The article goes on to point out that the moral rot in the double standard rule of law in Israel, one for Palestinians, one for Jews, mirrored the moral rot that was killing Israeli democracy. In a parallel with what Trump is doing to opposition in his morally rotted, authoritarian Republican Party, extremists in power slowly pushed more pro-democracy, pro-peace politicians out of power. The authoritarian game plan in Israel is strikingly similar to the authoritarian game plan unfolding in America right now.

According to one source, Rabin's last words were: “I have always believed that the majority of the people want peace, are prepared to take risks for peace . . . Peace is what the Jewish People aspire to.” Well, peace is coming alright. It will just not look anything like the kind of peace that Rabin envisioned. There will be no Palestinian state.

Three take-aways:
  • Theocracy is absolutely not compatible with democracy. That is true for bigoted, intolerant Jewish theocrats in Israel, the Taliban in Afghanistan, and the Mullahs in Iran. It is also true for America's bigoted, intolerant Christian nationalist theocrats, e.g., House speaker Mike Johnson. 
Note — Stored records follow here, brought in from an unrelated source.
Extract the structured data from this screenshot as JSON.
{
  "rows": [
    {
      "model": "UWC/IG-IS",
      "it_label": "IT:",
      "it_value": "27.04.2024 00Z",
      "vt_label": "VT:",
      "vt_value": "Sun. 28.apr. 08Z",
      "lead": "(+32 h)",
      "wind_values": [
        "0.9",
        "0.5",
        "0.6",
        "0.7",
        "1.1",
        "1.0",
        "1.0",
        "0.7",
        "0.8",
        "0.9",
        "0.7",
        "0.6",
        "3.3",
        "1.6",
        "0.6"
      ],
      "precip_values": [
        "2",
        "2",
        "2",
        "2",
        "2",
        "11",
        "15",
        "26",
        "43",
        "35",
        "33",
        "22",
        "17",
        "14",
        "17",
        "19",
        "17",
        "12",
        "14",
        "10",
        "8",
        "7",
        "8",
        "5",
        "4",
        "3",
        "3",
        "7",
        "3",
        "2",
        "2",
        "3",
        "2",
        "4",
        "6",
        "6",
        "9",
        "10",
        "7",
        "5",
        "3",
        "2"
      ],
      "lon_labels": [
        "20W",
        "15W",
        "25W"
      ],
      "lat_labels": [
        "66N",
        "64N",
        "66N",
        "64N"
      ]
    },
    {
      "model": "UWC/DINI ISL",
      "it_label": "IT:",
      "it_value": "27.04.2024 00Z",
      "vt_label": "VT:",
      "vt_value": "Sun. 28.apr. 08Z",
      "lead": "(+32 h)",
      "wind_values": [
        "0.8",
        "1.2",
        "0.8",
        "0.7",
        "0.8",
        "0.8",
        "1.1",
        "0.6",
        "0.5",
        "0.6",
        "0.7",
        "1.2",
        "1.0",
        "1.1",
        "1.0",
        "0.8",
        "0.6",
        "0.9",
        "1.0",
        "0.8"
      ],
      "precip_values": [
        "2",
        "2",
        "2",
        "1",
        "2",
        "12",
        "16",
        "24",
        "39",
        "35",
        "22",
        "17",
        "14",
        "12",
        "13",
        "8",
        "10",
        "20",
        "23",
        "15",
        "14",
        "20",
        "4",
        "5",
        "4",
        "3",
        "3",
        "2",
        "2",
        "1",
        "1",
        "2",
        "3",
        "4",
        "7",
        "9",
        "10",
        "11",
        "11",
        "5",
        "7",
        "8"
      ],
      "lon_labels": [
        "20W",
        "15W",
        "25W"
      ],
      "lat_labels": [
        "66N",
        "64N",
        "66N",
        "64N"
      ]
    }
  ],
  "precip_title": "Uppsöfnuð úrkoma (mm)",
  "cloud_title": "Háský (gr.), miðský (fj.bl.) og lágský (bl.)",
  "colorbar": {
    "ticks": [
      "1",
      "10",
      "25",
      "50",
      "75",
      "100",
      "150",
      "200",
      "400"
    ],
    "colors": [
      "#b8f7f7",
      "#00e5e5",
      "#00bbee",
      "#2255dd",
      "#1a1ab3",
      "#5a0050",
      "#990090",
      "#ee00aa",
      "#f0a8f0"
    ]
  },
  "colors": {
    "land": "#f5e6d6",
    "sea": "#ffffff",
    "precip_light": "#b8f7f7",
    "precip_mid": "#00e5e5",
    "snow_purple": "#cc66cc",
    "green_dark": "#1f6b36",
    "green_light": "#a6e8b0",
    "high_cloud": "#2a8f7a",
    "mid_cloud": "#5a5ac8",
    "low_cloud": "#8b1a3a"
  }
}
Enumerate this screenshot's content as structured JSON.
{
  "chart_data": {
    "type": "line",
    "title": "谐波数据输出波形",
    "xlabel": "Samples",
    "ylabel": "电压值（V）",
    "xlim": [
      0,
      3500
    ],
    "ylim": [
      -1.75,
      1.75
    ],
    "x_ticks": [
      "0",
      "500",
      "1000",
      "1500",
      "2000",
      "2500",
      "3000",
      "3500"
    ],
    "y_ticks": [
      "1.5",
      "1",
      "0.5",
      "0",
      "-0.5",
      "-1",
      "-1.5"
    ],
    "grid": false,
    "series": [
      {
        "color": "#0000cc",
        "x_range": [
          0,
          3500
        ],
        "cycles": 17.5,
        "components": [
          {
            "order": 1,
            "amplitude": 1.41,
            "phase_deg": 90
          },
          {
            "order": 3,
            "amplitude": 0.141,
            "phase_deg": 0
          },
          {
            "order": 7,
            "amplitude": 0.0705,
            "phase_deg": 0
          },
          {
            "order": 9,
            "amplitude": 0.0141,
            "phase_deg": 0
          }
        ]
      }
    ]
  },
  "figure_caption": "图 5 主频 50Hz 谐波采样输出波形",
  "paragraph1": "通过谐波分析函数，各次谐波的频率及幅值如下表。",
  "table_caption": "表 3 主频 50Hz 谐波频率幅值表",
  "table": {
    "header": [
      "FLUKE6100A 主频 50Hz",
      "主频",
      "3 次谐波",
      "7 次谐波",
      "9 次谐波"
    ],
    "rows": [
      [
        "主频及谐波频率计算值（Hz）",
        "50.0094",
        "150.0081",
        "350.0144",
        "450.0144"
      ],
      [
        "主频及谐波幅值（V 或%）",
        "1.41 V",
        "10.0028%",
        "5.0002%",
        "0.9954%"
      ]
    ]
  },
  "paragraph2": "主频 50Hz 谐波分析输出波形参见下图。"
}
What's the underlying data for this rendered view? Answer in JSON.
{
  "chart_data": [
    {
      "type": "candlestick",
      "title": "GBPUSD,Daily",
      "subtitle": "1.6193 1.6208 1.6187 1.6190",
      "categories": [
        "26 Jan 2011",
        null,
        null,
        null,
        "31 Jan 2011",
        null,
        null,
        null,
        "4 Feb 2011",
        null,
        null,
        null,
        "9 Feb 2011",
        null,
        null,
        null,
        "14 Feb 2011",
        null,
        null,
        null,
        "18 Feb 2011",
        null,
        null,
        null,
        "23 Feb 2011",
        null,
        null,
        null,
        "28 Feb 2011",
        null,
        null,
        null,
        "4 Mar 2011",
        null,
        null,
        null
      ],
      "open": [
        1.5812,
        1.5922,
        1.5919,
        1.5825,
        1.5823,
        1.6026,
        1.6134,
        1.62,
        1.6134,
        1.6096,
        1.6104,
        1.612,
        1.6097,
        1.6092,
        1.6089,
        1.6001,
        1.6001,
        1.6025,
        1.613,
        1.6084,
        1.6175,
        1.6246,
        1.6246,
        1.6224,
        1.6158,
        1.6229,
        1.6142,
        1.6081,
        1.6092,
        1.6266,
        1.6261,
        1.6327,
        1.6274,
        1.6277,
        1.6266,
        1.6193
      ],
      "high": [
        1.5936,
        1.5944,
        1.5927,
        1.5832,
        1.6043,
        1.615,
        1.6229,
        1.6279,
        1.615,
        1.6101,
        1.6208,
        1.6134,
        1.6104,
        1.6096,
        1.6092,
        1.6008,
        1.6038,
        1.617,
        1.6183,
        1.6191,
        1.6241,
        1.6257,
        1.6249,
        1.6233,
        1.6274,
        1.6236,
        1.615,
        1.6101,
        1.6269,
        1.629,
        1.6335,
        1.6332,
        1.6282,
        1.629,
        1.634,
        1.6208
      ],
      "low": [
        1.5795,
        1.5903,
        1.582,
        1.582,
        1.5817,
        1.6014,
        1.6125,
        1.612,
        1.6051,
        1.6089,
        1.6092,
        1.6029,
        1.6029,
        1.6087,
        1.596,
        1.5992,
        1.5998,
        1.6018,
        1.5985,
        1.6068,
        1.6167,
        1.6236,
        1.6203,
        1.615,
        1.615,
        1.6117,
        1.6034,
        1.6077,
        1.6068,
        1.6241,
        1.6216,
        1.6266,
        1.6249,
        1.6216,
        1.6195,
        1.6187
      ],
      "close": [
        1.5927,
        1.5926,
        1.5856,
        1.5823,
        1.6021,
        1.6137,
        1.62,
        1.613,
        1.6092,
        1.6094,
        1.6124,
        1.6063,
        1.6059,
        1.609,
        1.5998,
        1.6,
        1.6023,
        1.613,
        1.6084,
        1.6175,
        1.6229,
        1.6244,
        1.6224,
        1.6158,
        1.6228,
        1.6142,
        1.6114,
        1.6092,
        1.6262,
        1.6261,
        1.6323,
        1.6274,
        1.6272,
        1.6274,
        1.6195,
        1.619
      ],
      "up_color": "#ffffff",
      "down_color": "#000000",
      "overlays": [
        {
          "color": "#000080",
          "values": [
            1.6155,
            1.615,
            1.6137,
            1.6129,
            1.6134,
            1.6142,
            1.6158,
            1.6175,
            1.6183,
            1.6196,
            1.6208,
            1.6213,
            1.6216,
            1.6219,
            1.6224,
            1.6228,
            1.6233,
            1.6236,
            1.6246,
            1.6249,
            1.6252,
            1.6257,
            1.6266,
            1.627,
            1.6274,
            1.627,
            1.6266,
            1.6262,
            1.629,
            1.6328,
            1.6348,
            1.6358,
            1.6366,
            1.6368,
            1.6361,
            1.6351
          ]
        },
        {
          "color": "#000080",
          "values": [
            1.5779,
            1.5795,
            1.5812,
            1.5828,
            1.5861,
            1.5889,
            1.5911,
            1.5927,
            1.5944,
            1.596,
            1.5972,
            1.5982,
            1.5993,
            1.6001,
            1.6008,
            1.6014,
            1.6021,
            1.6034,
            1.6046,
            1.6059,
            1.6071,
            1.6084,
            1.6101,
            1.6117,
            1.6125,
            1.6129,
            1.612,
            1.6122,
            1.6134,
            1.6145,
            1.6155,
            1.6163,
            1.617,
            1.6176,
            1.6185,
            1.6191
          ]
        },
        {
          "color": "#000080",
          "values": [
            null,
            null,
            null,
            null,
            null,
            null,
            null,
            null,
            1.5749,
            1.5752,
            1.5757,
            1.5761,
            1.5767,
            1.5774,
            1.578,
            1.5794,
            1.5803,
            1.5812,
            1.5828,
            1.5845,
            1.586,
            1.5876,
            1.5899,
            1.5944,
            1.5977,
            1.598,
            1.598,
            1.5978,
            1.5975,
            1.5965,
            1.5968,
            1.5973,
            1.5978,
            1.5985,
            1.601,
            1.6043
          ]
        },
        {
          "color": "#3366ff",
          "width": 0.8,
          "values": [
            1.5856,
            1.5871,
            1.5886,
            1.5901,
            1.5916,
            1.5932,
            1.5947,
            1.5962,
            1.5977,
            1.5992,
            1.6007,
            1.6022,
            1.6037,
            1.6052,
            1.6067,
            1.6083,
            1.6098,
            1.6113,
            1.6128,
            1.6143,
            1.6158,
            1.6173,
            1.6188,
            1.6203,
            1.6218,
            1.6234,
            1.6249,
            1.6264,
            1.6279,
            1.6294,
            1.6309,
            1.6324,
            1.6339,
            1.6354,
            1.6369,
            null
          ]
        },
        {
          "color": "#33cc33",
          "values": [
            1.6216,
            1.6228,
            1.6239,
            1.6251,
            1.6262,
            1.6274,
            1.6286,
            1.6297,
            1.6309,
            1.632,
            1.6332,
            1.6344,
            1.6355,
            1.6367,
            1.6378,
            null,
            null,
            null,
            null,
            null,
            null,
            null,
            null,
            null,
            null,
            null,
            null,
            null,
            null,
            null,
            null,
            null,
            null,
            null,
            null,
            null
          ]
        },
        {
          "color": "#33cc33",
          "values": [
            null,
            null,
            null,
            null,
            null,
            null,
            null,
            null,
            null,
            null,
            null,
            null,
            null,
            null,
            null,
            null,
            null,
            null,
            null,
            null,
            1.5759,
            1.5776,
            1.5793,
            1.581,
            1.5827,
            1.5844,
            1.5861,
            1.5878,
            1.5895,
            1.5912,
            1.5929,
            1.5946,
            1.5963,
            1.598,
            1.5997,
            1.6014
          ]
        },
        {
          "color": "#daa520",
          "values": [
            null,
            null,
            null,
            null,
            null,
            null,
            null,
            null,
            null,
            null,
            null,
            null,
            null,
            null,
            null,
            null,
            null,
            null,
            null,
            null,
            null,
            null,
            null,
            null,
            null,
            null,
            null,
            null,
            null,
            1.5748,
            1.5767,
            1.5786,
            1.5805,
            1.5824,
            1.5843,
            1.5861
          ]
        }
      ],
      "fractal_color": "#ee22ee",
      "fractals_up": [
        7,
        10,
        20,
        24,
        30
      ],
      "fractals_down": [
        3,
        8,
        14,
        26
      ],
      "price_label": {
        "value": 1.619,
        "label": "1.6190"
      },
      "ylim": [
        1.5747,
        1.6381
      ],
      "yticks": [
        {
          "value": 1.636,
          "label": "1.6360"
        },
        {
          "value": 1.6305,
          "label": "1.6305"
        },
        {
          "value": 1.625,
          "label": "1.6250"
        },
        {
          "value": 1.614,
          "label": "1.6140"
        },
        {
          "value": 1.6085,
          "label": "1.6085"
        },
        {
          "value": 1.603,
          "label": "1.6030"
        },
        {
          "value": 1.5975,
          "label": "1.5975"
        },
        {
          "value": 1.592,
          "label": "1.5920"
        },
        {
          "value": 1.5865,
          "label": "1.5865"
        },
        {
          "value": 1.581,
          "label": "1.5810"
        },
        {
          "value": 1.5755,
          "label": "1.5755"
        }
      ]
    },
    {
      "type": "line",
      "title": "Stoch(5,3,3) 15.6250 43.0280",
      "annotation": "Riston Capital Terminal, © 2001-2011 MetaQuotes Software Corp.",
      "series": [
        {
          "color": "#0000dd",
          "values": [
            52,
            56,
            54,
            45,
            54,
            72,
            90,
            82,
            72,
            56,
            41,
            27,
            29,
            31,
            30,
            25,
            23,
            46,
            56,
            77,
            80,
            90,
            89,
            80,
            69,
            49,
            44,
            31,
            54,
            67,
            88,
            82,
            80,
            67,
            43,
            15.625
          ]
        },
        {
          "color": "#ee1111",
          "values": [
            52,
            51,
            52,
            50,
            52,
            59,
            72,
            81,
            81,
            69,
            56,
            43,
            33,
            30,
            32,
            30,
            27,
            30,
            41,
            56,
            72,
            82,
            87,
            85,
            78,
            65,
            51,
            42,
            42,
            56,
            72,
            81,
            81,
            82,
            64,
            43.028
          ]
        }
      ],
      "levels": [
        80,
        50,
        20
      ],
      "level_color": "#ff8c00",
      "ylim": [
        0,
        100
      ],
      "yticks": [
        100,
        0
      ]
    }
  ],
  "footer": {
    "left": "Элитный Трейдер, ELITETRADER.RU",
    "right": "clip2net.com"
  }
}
  • The propaganda tactics that theocrats employ to rise to power and to kill democracy are roughly the same as what other kinds of authoritarians routinely employ. Dictators, plutocrats and kleptocrats, routinely rely on lies, slanders, irrational emotional manipulation, crackpot reasoning, unwarranted opacity and the like to deceive, deflect, distract, confuse, polarize and eventually conquer societies. The big difference is that theocrats claim God as their source of authority, while the others have to rely on secular arguments which carry less persuasive weight for many religious people. Secular and religious authoritarians can combine forces, as has happened in America.
  • Authoritarians do not necessarily need majority support to win power and kill democracy. They can get by with minority support, e.g. as is the case in America today. Successful authoritarians are stealthy and expert at propaganda. A great example of the superb propaganda and stealth is the decades long effort of Jewish Israeli extremists to slowly, incrementally engulf Palestinian lands until there is essentially nothing significant left. I suspected it was happening ever since the Rabin murder, but most of the American public was and still is unaware of what has happened.